私、修道女になりたいのですが。。。 ー 悪役令嬢のささやかな野望?
こんな衝動は初めてだ。
 彼女は俺のキスに驚いているのか、目を見開いたまま。
 キスを終わらせると、マリアは放心していた。
「残念だったな。これで、婚約破棄はできなくなった」
 口づけは、婚姻の約束。
 それを違えれば、死を持って償わなくてはならない。
 なぜそんなことをしたのか、自分でもわからなかった。
 だが、昨日一緒に孤児院で過ごして、彼女が欲しいと思ったんだ。
「ア、アレックス様?」
 ハッとした顔で俺に説明を求める彼女の唇に指で触れながら告げる。
「ようやく口が聞けるようになったようだな。マリアにはここにいてもらう」
「え?」
「公爵邸には知らせてある。心配はいらない」
 昨夜公爵邸には使い出して、道端で倒れていたマリアを保護したと伝えている。
 通常婚姻前の婚約者を城に滞在させるのはタブーだが、城の医師に診させるといえば、体裁が保てる。
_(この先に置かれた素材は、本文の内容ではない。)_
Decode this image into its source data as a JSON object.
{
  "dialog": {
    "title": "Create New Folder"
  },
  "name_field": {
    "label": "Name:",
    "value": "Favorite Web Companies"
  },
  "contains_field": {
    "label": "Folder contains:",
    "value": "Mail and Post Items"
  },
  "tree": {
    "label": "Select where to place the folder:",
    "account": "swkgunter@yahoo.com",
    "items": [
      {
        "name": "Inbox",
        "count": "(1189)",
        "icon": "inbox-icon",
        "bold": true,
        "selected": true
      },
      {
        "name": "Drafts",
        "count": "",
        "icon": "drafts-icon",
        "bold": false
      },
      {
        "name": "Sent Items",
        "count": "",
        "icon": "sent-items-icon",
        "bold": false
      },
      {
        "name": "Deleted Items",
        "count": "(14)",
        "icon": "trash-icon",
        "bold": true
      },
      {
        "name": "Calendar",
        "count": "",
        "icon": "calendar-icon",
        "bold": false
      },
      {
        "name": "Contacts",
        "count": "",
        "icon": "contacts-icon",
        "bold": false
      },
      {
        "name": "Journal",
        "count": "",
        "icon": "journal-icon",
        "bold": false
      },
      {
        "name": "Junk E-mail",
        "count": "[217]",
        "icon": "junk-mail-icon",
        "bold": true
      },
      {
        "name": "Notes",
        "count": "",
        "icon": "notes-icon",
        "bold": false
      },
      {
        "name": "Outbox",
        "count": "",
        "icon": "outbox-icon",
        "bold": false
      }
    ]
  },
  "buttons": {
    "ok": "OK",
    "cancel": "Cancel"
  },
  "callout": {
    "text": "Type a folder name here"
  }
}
 なにも危険がないと判明するまでは彼女を公爵邸に帰せない。
「アレックス様、話が見えないのですが」
 困惑する彼女に、優しく言い直す。
「つまり、お前はここでゆっくり静養すればいい。記憶も戻るかもしれない」
 俺の言葉を聞いて、彼女が俺から視線を逸らし、そのアメジストの瞳を曇らせる。
「もう戻らない気がします」
「そう暗い顔をするな。忘れたなら、これから知っていけばいいのだ」
「そうですね」
 俺に少し笑ってみせたものの、彼女の瞳はまだ翳っていた。